Tapi, kenapa KUHPerdata yang disebutkan warisan penjajahan masih tetap diaplikasikan dalam sistem hukum modern Indonesia? Artikel ini akan menjelaskan alasan-alasan di kembali keberlangsungan KUHPerdata di Indonesia, halangan yang dijumpai, dan langkah di depan dalam pembaruan hukum perdata di tanah air.
Sejarah Singkat KUHPerdata di Indonesia
KUHPerdata adalah segi dari kodifikasi hukum yang diaplikasikan oleh pemerintah Hindia Belanda di Indonesia di tahun 1848. Kodifikasi ini adopsi sistem hukum Eropa kontinental yang berlaku di Belanda, yang dilandasi pada Code Civil dari Prancis. Setelah Indonesia merdeka, KUHPerdata masih masih tetap diaplikasikan berdasarkan Pasal II Ketetapan Peralihan UUD 1945, yang menjelaskan bila ketetapan perundang-undangan dari saat penjajahan masih masih tetap berlaku sepanjang belum ditukar oleh hukum nasional.
Formasi KUHPerdata
KUHPerdata terdiri dalam empat buku khusus:
- Buku I - Hal Orang (Hukum Keperdataan Pribadi)
Contoh: pengaturan status hukum, pernikahan, dan hubungan keluarga.
- Buku II - Hal Benda (Hukum Kebendaan)
Contoh: pengaturan hak punyai, hak sewa, dan hak gadai.
- Buku III - Hal Federasi (Hukum Perjanjian)
Contoh: ketetapan berkenaan kontrak, mengganti rugi, dan utang-piutang.
- Buku IV - Hal Pembuktian dan Daluwarsa (Hukum Pembuktian)
Contoh: ketetapan berkenaan alat bukti seperti akta, saksi, dan daluwarsa.
Argument Kenapa KUHPerdata Masih Berlaku
1. Dasar Hukum yang Kuat
KUHPerdata diaplikasikan berdasarkan Ketetapan Peralihan UUD 1945 yang luluskan hukum lama masih masih tetap berlaku sampai ada penggantinya. Sampai saat ini, tidak ada kodifikasi hukum perdata baru yang utuh menggantikan KUHPerdata.
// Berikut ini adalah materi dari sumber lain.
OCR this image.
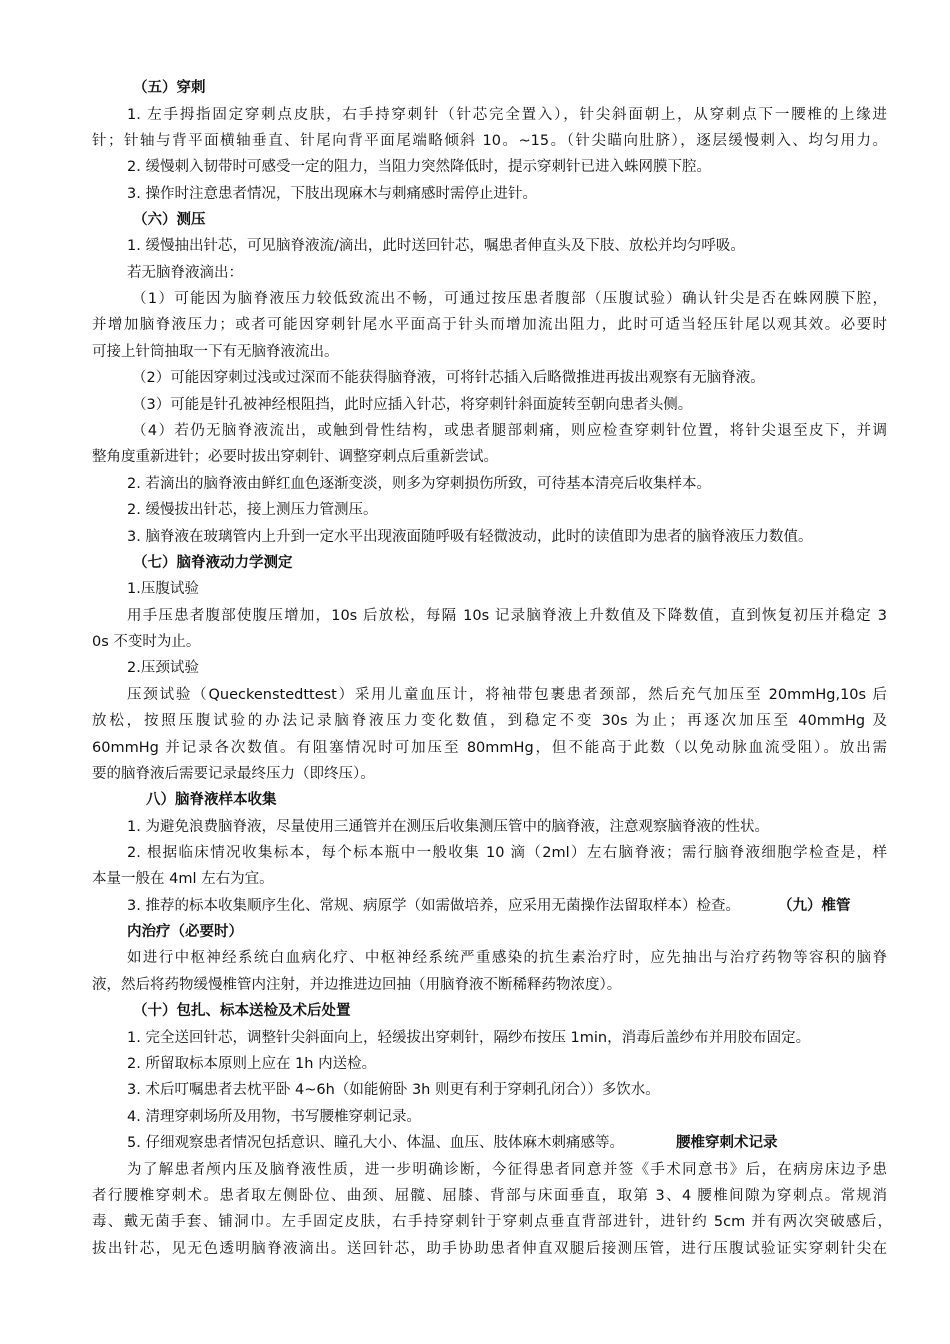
（五）穿刺
1. 左手拇指固定穿刺点皮肤，右手持穿刺针（针芯完全置入），针尖斜面朝上，从穿刺点下一腰椎的上缘进
针；针轴与背平面横轴垂直、针尾向背平面尾端略倾斜 10。~15。（针尖瞄向肚脐），逐层缓慢刺入、均匀用力。
2. 缓慢刺入韧带时可感受一定的阻力，当阻力突然降低时，提示穿刺针已进入蛛网膜下腔。
3. 操作时注意患者情况，下肢出现麻木与刺痛感时需停止进针。
（六）测压
1. 缓慢抽出针芯，可见脑脊液流/滴出，此时送回针芯，嘱患者伸直头及下肢、放松并均匀呼吸。
若无脑脊液滴出：
（1）可能因为脑脊液压力较低致流出不畅，可通过按压患者腹部（压腹试验）确认针尖是否在蛛网膜下腔，
并增加脑脊液压力；或者可能因穿刺针尾水平面高于针头而增加流出阻力，此时可适当轻压针尾以观其效。必要时
可接上针筒抽取一下有无脑脊液流出。
（2）可能因穿刺过浅或过深而不能获得脑脊液，可将针芯插入后略微推进再拔出观察有无脑脊液。
（3）可能是针孔被神经根阻挡，此时应插入针芯，将穿刺针斜面旋转至朝向患者头侧。
（4）若仍无脑脊液流出，或触到骨性结构，或患者腿部刺痛，则应检查穿刺针位置，将针尖退至皮下，并调
整角度重新进针；必要时拔出穿刺针、调整穿刺点后重新尝试。
2. 若滴出的脑脊液由鲜红血色逐渐变淡，则多为穿刺损伤所致，可待基本清亮后收集样本。
2. 缓慢拔出针芯，接上测压力管测压。
3. 脑脊液在玻璃管内上升到一定水平出现液面随呼吸有轻微波动，此时的读值即为患者的脑脊液压力数值。
（七）脑脊液动力学测定
1.压腹试验
用手压患者腹部使腹压增加，10s 后放松，每隔 10s 记录脑脊液上升数值及下降数值，直到恢复初压并稳定 3
0s 不变时为止。
2.压颈试验
压颈试验（Queckenstedttest）采用儿童血压计，将袖带包裹患者颈部，然后充气加压至 20mmHg,10s 后
放松，按照压腹试验的办法记录脑脊液压力变化数值，到稳定不变 30s 为止；再逐次加压至 40mmHg 及
60mmHg 并记录各次数值。有阻塞情况时可加压至 80mmHg，但不能高于此数（以免动脉血流受阻）。放出需
要的脑脊液后需要记录最终压力（即终压）。
八）脑脊液样本收集
1. 为避免浪费脑脊液，尽量使用三通管并在测压后收集测压管中的脑脊液，注意观察脑脊液的性状。
2. 根据临床情况收集标本，每个标本瓶中一般收集 10 滴（2ml）左右脑脊液；需行脑脊液细胞学检查是，样
本量一般在 4ml 左右为宜。
3. 推荐的标本收集顺序生化、常规、病原学（如需做培养，应采用无菌操作法留取样本）检查。	（九）椎管
内治疗（必要时）
如进行中枢神经系统白血病化疗、中枢神经系统严重感染的抗生素治疗时，应先抽出与治疗药物等容积的脑脊
液，然后将药物缓慢椎管内注射，并边推进边回抽（用脑脊液不断稀释药物浓度）。
（十）包扎、标本送检及术后处置
1. 完全送回针芯，调整针尖斜面向上，轻缓拔出穿刺针，隔纱布按压 1min，消毒后盖纱布并用胶布固定。
2. 所留取标本原则上应在 1h 内送检。
3. 术后叮嘱患者去枕平卧 4~6h（如能俯卧 3h 则更有利于穿刺孔闭合））多饮水。
4. 清理穿刺场所及用物，书写腰椎穿刺记录。
5. 仔细观察患者情况包括意识、瞳孔大小、体温、血压、肢体麻木刺痛感等。	腰椎穿刺术记录
为了解患者颅内压及脑脊液性质，进一步明确诊断，今征得患者同意并签《手术同意书》后，在病房床边予患
者行腰椎穿刺术。患者取左侧卧位、曲颈、屈髋、屈膝、背部与床面垂直，取第 3、4 腰椎间隙为穿刺点。常规消
毒、戴无菌手套、铺洞巾。左手固定皮肤，右手持穿刺针于穿刺点垂直背部进针，进针约 5cm 并有两次突破感后，
拔出针芯，见无色透明脑脊液滴出。送回针芯，助手协助患者伸直双腿后接测压管，进行压腹试验证实穿刺针尖在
2. Fleksibilitas dan Universalitas KUHPerdata
KUHPerdata dilihat cukup fleksibel karena ketentuan-aturannya mempunyai karakter umum dan bisa diterapkan pada berbagai ragam kondisi. Banyak ide dalam KUHPerdata yang mempunyai karakter universal, seperti azas kebebasan berkontrak (Pasal 1338 KUHPerdata), yang tetap terkait dengan kepentingan hukum modern.
3. Belum Adanya Alternative yang Dalam
Sampai saat ini, Indonesia belum memiliki kodifikasi hukum perdata nasional yang menggantikan KUHPerdata kesemuaannya. Meskipun ada beberapa undang-undang baru yang mengatur banyak hal detail (misalnya, UU Perkawinan, UU Hak Cipta, dan UU Kepailitan), kodifikasi penuh masih dalam proses.
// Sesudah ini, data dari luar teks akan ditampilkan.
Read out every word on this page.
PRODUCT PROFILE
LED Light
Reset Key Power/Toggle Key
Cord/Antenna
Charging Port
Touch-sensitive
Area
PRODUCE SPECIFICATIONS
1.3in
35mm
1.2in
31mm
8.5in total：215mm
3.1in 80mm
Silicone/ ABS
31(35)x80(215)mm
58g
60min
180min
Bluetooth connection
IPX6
4. Keberlangsungan Sistem Hukum
Hapus KUHPerdata tanpa alternative yang jelas dapat munculkan kekosongan hukum dan ketidaktahuan dalam penyelesaian konflik perdata. Oleh karena itu, KUHPerdata masih tetap diperlukan untuk menjaga keberlangsungan sistem hukum.
5. Peran Sebagai Rekomendasi Pendidikan Hukum
KUHPerdata telah lama menjadi dasar pendidikan hukum di Indonesia. Banyak mahasiswa hukum, praktisi, dan akademisi yang ketahui dan mengarah pada ketetapan dalam KUHPerdata untuk ketahui gagasan dasar hukum perdata.
Halangan dalam Pemberlakuan KUHPerdata
1. Kurangnya Keterikatan di Beberapa Segi
Beberapa ketentuan dalam KUHPerdata tidak terkait dengan kondisi sosial dan ekonomi Indonesia saat ini. Sebagai contoh, ketetapan berkenaan perwalian dan hak punyai masih tetap memvisualisasikan nilai-nilai masyarakat penjajahan.
2. Tumpang Tindih dengan Undang-Undang Baru
Beberapa undang-undang nasional, seperti UU Perkawinan (UU No. 1 Tahun 1974) dan UU Hak Cipta (UU No. 28 Tahun 2014), telah menggantikan sejumlah ketetapan dalam KUHPerdata. Tapi, bertumpang-tindih ini dapat menyebabkan ketidakjelasan dalam implikasi hukum.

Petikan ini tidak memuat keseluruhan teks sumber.